Policiers aux abords de l’église copte de Tanta, après l’attaque du 9 avril. | MOHAMED ABD EL GHANY/ REUTERS

Editorial du « Monde ». Le double attentat qui a frappé, dimanche 9 avril, deux églises chrétiennes d’Egypte, tuant au moins 44 personnes, n’a malheureusement pas surpris la minorité copte : l’organisation Etat islamique (EI) avait annoncé qu’elle serait une cible privilégiée en revendiquant, le 15 décembre 2016, une première attaque qui avait fait 25 morts dans l’église Saint-Pierre-et-Saint-Paul du Caire.

En février, sept chrétiens ont été assassinés à Al-Arich, dans le nord du Sinaï. Deux mois plus tard, ni les cibles – deux églises pleines de fidèles, à Tanta et à Alexandrie – ni le moment – le dimanche des Rameaux, à trois semaines de la visite du pape François en Egypte – n’ont été laissés au hasard. C’est bien sur cette catégorie d’« infidèles », qui constitue 10 % des 90 millions d’Egyptiens et la plus grosse communauté chrétienne d’Orient, que l’organisation terroriste islamiste a choisi de s’acharner.

Cette sinistre stratégie ajoute au drame des coptes d’Egypte, déjà incités à l’exil par une discrimination généralisée. Agressions et incendies d’églises se sont multipliés depuis la destitution de l’ex-président islamiste Mohamed Morsi. Considérés par le pouvoir comme des « protégés » et non comme des citoyens égaux en droit, les coptes sont écartés des plus hautes fonctions régaliennes, dans l’armée, la police et la justice.

Le Vatican a confirmé le maintien de la visite du pape en Egypte, les 28 et 29 avril, pour un voyage qui se voulait celui « d’un pape de paix dans une Egypte de paix » : nul doute que les chrétiens de ce pays l’accueilleront avec une ferveur renouvelée. Il faut saluer ce volontarisme du pape François, dans un contexte aussi difficile.

Etat d’urgence

Au-delà de la tragédie des chrétiens d’Orient, les attentats de Tanta et d’Alexandrie signent l’échec flagrant des tentatives du président Abdel Fattah Al-Sissi de stabiliser le pays dont il a pris les rênes en juillet 2013, à la faveur d’un coup d’Etat militaire. La voie ultrarépressive choisie par le maréchal pour restaurer le calme et relancer l’économie, après deux années de chaos révolutionnaire, a abouti au résultat inverse de celui recherché.
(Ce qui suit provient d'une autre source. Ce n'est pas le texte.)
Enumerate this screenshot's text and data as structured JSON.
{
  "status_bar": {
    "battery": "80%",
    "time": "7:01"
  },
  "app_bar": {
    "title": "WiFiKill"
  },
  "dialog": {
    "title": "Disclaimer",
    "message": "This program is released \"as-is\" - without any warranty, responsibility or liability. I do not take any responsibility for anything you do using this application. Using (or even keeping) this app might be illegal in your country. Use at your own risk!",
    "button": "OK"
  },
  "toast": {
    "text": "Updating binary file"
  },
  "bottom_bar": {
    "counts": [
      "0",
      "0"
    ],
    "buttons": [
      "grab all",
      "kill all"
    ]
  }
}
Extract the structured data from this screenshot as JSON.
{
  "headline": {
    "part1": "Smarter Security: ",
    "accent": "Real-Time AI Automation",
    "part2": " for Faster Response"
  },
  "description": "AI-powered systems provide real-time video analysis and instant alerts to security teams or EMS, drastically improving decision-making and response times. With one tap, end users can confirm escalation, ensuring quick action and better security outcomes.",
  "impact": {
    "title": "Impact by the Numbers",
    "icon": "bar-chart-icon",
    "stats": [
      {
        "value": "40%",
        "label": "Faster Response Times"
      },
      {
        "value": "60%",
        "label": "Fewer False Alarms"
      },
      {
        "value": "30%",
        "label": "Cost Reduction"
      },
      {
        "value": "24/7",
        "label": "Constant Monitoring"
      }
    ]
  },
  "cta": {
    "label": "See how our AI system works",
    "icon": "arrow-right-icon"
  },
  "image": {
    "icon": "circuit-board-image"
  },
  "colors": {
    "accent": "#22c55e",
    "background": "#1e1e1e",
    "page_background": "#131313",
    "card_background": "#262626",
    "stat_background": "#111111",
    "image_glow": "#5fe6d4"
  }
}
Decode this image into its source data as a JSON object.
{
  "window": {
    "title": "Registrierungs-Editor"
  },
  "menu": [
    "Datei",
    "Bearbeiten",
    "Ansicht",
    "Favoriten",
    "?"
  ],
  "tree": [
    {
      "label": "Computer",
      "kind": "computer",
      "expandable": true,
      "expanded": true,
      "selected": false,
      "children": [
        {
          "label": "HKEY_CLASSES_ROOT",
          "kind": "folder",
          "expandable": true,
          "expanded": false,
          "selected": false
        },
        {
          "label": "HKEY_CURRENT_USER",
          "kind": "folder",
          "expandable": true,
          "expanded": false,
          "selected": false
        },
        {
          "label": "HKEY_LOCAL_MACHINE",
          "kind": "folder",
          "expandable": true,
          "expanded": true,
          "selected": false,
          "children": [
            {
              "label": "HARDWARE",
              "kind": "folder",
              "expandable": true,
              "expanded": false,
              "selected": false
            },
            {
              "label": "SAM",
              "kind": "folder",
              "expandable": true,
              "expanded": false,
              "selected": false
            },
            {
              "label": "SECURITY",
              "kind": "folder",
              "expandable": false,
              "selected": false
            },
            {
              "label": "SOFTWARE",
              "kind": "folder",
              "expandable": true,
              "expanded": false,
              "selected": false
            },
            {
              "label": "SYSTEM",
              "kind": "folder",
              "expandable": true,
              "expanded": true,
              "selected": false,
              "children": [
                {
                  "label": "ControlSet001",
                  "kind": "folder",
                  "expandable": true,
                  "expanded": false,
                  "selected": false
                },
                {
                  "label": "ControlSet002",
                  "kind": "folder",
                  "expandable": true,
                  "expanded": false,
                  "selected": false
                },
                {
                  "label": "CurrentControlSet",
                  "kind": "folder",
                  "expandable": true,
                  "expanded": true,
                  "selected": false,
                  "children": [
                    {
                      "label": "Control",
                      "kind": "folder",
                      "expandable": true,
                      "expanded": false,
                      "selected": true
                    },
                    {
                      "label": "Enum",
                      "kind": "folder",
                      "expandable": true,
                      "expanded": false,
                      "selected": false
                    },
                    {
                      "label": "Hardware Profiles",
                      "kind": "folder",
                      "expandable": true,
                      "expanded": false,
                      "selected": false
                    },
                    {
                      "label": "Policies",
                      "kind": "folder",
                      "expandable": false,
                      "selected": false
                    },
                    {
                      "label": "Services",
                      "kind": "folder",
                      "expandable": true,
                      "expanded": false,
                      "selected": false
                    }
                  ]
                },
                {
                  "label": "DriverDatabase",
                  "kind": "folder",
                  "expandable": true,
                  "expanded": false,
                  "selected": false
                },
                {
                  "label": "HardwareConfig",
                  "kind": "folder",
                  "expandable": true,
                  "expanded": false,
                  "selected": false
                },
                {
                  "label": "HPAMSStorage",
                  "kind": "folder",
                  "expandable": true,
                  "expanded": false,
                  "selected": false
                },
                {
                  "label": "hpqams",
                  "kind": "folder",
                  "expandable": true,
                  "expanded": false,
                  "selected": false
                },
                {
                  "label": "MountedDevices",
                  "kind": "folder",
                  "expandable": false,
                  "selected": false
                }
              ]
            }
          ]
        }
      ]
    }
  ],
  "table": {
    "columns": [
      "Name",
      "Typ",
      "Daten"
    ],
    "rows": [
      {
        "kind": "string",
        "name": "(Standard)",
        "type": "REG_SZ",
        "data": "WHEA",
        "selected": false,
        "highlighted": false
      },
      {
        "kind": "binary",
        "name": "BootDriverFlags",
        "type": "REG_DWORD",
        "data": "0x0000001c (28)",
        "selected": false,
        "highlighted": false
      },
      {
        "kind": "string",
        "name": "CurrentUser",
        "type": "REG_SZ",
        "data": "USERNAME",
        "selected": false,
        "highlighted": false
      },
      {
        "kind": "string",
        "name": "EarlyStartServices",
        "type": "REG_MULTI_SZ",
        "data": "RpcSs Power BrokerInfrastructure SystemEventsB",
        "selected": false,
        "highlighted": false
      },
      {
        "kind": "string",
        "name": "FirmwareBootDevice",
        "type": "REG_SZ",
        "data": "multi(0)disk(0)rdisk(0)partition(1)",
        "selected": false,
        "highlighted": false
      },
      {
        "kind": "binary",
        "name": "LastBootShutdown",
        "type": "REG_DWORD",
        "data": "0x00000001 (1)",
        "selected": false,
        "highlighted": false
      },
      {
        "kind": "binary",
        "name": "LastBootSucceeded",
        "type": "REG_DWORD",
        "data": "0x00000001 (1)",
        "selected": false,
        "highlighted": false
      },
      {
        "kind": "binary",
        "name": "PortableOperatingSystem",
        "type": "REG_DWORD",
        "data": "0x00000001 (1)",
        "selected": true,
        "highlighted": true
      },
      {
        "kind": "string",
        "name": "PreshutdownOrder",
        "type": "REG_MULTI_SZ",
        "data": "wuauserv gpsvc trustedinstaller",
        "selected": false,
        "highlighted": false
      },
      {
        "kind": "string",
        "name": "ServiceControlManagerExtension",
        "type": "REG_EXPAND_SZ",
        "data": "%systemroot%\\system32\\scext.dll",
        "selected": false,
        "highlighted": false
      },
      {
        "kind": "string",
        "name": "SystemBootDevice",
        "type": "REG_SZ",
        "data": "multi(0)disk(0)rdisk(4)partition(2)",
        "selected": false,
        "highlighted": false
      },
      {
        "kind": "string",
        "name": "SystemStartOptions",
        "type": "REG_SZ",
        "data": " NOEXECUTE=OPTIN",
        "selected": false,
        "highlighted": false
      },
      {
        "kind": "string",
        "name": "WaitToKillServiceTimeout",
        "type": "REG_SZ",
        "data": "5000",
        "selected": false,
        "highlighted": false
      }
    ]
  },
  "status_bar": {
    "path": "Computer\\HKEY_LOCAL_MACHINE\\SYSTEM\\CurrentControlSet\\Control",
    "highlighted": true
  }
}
La péninsule désertique du Sinaï, haut lieu de trafics et de lutte contre le centralisme cairote, s’est transformée en foyer d’incubation d’une des franchises les plus redoutables de l’EI. Peu à peu, le mouvement a essaimé vers l’ouest, en perpétrant des attaques dans la zone du canal de Suez, et aujourd’hui dans la vallée du Nil et à l’intérieur du Caire, les deux régions les plus peuplées du pays.

L’Egypte tout entière est désormais confrontée à une menace multiforme, qui se traduit à la fois par des actions de guérilla contre les forces de sécurité, des opérations sophistiquées visant le secteur touristique, comme l’explosion du vol Charm El-Cheikh-Saint-Pétersbourg, en octobre 2015, et des tueries de masse comme celles d’Alexandrie et de Tanta.

Face au fléau du terrorisme islamiste, qui touche aussi bien les pays arabes que leurs voisins occidentaux, personne n’a trouvé la formule miracle. Après tout, l’état d’urgence que vient de proclamer M. Sissi est toujours en vigueur en France – sous une forme, certes, beaucoup moins draconienne.

Il n’en reste pas moins que l’embastillement généralisé de l’opposition, islamiste ou non, et la mise au pas de la société civile égyptienne ne favorisent pas ce nécessaire combat, au moment où le défi lancé par l’EI impose au contraire que la population fasse bloc autour d’un pouvoir fort.